確か、ついさっき萃香がお酒を霊夢に頼んでそれに霊夢がキレて……。
「あぁ……言うの忘れてたわ。さっきのは弾幕のスペルカードよ」
「イタタタ………酔いが醒めちゃったかな」
「あれ?!」
霊夢がブチギレて萃香が消えたというか殺されたというか……兎に角いなくなったんだけど……普通に戻ってきてる!?
「簡単に言うとここの遊びよ」
そう言うと霊夢は先ほど使ったと思われるカードを見せてくれた。
といってもイマイチ分からないな……。
「まぁ詳しい説明はいらないでしょう。人里に行くまでは私も行くから」
「え、ほんと?」
「この神社には賽銭が貯まらないの。

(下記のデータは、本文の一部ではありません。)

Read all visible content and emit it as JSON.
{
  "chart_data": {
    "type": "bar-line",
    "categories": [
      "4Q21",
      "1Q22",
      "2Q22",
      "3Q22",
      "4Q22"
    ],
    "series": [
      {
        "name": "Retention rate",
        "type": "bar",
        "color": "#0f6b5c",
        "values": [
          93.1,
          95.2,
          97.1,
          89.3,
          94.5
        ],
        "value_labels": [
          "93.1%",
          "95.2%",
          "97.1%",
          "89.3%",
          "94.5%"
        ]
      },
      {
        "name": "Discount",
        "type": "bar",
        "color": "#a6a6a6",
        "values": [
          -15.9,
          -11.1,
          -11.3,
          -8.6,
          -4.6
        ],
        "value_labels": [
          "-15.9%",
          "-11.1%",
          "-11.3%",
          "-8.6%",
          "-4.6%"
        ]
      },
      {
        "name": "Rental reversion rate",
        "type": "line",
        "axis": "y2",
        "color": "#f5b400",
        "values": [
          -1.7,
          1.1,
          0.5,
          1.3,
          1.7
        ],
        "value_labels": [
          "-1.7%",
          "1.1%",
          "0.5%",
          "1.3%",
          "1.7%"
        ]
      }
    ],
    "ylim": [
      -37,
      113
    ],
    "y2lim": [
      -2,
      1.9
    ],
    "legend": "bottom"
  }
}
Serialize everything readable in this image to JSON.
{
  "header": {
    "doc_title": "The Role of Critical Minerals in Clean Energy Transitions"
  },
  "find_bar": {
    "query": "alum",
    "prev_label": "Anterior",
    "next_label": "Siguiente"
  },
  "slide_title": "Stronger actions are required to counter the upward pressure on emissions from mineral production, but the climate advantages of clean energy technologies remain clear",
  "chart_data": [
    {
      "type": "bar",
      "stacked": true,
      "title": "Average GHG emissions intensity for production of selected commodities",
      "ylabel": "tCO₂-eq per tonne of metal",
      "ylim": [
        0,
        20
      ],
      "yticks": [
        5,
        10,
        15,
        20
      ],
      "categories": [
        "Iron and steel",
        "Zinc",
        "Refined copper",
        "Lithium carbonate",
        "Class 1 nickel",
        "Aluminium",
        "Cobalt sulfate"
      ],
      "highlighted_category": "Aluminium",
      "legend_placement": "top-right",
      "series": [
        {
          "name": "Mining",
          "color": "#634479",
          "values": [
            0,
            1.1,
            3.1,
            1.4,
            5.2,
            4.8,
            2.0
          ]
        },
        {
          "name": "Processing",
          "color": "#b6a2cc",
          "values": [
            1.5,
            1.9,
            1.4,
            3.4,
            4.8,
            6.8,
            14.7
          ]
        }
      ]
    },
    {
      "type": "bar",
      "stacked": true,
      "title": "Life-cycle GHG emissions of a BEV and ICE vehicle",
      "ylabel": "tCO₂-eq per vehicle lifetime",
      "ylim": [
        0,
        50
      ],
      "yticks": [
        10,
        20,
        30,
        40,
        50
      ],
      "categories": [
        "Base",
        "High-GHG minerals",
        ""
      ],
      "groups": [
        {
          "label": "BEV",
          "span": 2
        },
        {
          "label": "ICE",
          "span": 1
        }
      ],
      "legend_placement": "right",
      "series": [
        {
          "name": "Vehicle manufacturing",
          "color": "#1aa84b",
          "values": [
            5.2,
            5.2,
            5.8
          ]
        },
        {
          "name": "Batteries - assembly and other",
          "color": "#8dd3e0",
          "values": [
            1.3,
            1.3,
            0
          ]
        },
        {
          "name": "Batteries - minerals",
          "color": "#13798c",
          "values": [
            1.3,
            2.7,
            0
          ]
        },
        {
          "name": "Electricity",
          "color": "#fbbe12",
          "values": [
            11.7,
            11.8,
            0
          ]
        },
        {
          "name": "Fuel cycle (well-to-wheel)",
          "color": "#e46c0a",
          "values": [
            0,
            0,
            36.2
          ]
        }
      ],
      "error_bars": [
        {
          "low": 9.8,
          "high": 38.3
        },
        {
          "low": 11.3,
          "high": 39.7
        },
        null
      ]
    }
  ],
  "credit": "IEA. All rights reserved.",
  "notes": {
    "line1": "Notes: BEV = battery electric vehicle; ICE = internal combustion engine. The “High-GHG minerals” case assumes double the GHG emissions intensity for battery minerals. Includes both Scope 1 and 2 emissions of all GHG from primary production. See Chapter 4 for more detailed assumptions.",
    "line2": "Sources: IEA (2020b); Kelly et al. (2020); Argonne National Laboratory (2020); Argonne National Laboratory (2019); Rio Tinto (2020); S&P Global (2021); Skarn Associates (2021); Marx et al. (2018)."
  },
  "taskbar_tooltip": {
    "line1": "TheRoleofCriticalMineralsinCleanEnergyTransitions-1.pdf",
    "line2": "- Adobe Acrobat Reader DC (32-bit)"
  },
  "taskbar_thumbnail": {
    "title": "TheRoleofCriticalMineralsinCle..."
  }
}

なぜだか分かる?」
少しずつ霊夢の表情が曇っていく。
「さ、さぁ……?」
無難に答えておこう。
「それは、ここに来るまでの道に妖怪が参拝客を襲うのよ!!」
ちょ、霊夢落ち着いて!
「何回も何回も懲らしめても結果は変わらない……だから偶に私から人里に降りるのよ」
「あ、それで付いてきてくれるついでなのかな?」
「そゆこと。ついでにお米券を米に変えるのよ。なん合貰えるかしら……うへへ」
霊夢、よだれよだれ。
「おっと……さぁ、行くわよ! いざ人間の里へ!!」
「おぉぉォォォォォーーーッ!!」
「っということでお留守番よろしくね、萃香」
「分かったーお土産よろしくー」
「あんたのことだからどうせ酒でしょ? そんな余裕ないわ」
「(;´д⊂)」
「…………さぁ、行くわよ」
な、なんだか冷めてるけど……大丈夫だよね?
さて、人里と言うと多分だけど霧島さんを見つけることができるはずだ。
そして合流して、考えよう。
多分僕が一分考えて霧島さんが百九十九割考えてくれそうだけどね。